TopBackground
The popular computing literature is awash with stories of IS development failures and their adverse impacts on individuals, organisations, and societal infrastructure. Indeed, contemporary software development practice is still characterised by runaway projects, late delivery, exceeded budgets, reduced functionality and questionable quality that often translate into cancellations, reduced scope and significant re-work cycles (Dalcher, 1994). The net result is an accumulation of waste typically measured in financial terms. For example, in 1995 failed US projects cost $81 billion, with an additional $59 billion of overspend, totalling $140 billion (Standish 2000). Jones contended that the average US cancelled project was a year late, having consumed 200% of its expected budget at the point of cancellation (Jones 1994). MacManus and Wood-Harper (2007) reported that the cost of software project failure across the European Union in 2004 was €142 billion. More recently, a McKinsey-Oxford survey of more than 5,400 software projects revealed that half of all projects significantly fail on budgetary assessment, while 17 per cent of projects actually threaten the very existence of the company, with the average project running 45 per cent over budget and seven per cent behind schedule, while delivering 56 per cent less functionality than predicted (Bloch et al., 2013).
IS failure investigations start with extensive attempts to collate relevant evidence. However, in most cases the researcher is exposed to specific information post-hoc, i.e. once the failure is well established and well publicised and the participants have had a chance to rationalise their version of the story. Most of the available sources are therefore already in place and will have been set up by agencies other than the researcher.

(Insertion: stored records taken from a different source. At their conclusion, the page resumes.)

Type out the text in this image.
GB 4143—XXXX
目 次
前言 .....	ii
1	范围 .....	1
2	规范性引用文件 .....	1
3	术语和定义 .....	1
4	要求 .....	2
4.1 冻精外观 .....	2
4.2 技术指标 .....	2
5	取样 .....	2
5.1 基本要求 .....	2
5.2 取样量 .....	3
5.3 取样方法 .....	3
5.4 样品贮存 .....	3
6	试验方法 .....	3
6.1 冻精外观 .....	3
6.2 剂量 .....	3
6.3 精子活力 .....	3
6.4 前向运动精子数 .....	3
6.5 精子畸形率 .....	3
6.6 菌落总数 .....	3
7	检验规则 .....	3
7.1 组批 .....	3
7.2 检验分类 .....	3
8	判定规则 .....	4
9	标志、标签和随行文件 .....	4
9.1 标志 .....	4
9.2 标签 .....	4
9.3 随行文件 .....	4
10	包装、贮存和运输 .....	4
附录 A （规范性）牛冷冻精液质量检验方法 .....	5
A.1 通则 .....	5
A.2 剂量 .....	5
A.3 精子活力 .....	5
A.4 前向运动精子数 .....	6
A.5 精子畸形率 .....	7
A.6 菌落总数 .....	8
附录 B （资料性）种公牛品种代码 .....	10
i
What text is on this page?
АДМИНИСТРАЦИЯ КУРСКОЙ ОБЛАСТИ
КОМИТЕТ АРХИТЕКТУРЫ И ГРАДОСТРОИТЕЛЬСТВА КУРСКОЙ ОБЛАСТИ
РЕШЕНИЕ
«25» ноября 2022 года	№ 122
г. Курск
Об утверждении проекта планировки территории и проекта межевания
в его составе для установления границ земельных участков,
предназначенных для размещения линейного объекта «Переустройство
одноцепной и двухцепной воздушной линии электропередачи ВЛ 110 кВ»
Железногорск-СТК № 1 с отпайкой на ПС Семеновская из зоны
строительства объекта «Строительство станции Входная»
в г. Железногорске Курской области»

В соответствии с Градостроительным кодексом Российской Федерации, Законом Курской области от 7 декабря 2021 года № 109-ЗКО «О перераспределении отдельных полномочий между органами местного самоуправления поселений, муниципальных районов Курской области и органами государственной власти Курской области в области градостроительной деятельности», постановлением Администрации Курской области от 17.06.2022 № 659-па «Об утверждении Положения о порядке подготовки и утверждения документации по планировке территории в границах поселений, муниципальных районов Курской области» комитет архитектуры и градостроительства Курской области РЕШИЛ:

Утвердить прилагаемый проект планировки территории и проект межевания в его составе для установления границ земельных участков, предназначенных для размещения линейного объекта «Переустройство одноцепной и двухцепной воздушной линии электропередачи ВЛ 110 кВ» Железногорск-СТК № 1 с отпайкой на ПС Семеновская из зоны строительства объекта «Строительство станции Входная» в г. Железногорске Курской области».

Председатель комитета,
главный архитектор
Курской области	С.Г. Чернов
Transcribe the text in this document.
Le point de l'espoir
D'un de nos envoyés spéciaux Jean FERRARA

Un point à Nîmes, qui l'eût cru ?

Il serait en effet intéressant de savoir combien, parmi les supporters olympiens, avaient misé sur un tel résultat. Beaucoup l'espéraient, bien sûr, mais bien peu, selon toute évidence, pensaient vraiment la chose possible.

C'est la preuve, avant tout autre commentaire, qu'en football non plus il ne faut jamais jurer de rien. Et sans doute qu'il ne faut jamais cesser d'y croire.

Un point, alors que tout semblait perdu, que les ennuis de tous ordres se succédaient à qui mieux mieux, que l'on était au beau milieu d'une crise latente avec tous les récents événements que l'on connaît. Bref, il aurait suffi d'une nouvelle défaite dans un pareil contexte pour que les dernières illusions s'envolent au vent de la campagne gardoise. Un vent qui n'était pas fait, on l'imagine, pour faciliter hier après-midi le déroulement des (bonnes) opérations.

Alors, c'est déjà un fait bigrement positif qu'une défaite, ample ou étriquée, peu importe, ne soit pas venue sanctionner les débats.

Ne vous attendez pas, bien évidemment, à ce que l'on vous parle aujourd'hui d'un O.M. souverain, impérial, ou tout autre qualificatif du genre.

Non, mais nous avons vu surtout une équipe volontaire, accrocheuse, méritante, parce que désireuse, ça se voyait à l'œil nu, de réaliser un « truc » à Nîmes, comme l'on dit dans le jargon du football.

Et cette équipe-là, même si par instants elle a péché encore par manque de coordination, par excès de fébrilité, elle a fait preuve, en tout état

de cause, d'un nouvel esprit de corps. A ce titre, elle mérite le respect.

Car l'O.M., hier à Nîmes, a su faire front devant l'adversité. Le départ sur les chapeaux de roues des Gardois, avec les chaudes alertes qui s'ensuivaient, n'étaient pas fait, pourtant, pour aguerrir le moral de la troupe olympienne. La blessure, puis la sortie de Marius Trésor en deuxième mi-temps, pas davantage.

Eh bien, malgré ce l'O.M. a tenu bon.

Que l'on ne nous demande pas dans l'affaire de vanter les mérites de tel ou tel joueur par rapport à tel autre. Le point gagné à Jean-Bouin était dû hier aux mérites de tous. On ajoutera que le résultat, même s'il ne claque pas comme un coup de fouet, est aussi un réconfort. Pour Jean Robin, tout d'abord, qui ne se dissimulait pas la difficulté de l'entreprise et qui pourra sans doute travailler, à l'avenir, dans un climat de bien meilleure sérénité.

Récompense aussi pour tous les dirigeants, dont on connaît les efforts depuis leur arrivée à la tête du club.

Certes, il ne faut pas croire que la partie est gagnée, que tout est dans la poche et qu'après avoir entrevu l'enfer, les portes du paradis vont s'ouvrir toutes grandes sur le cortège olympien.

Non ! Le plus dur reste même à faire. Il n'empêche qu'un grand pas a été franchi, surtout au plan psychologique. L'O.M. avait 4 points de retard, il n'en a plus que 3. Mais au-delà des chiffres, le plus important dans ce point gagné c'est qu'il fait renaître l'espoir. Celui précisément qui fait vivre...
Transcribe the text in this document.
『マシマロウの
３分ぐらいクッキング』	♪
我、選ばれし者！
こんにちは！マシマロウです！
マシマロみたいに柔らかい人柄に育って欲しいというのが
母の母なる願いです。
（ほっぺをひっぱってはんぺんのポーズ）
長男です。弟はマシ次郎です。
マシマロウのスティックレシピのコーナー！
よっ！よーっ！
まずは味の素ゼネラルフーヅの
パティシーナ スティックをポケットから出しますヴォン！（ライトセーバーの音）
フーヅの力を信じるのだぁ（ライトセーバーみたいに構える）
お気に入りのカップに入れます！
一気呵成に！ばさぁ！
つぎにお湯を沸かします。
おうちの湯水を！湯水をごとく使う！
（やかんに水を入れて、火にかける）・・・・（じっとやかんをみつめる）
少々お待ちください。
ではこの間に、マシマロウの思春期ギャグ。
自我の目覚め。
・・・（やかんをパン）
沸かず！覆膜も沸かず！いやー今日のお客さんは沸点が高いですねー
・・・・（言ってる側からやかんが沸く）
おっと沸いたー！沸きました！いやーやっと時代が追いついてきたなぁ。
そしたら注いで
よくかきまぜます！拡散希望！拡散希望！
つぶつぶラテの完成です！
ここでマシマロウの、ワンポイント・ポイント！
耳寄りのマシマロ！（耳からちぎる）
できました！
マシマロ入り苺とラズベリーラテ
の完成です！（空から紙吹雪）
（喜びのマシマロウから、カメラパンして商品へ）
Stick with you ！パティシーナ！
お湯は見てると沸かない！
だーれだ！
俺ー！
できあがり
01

The purpose of a forensic investigation is to explain a given failure by using available information and evidence. The term Forensic is derived from the Latin 'Forensis', which is to do with making public. Forensic Science is the applied use of a body of knowledge or practice in determining the cause of death. Nowadays extended to include any skilled investigation into how a crime was perpetrated. Forensic systems engineering is the post-mortem analysis and study of project, product, artefact or service shortfalls and failures, which aims to uncover systemic and underpinning causes (Dalcher, 1994). The work involves a detailed investigation of a product or service, the underpinning project, its environment, decisions taken, politics, human errors and the relationship between subsystems. The work draws upon a multidisciplinary body of knowledge and assesses the project from several directions and viewpoints. The aim of forensic analysis is to improve the understanding of failures, their background and how they come about (Dalcher, 1997). The concept of systems is a central tool for understanding the delicate relationships and their implications in the overall project environment.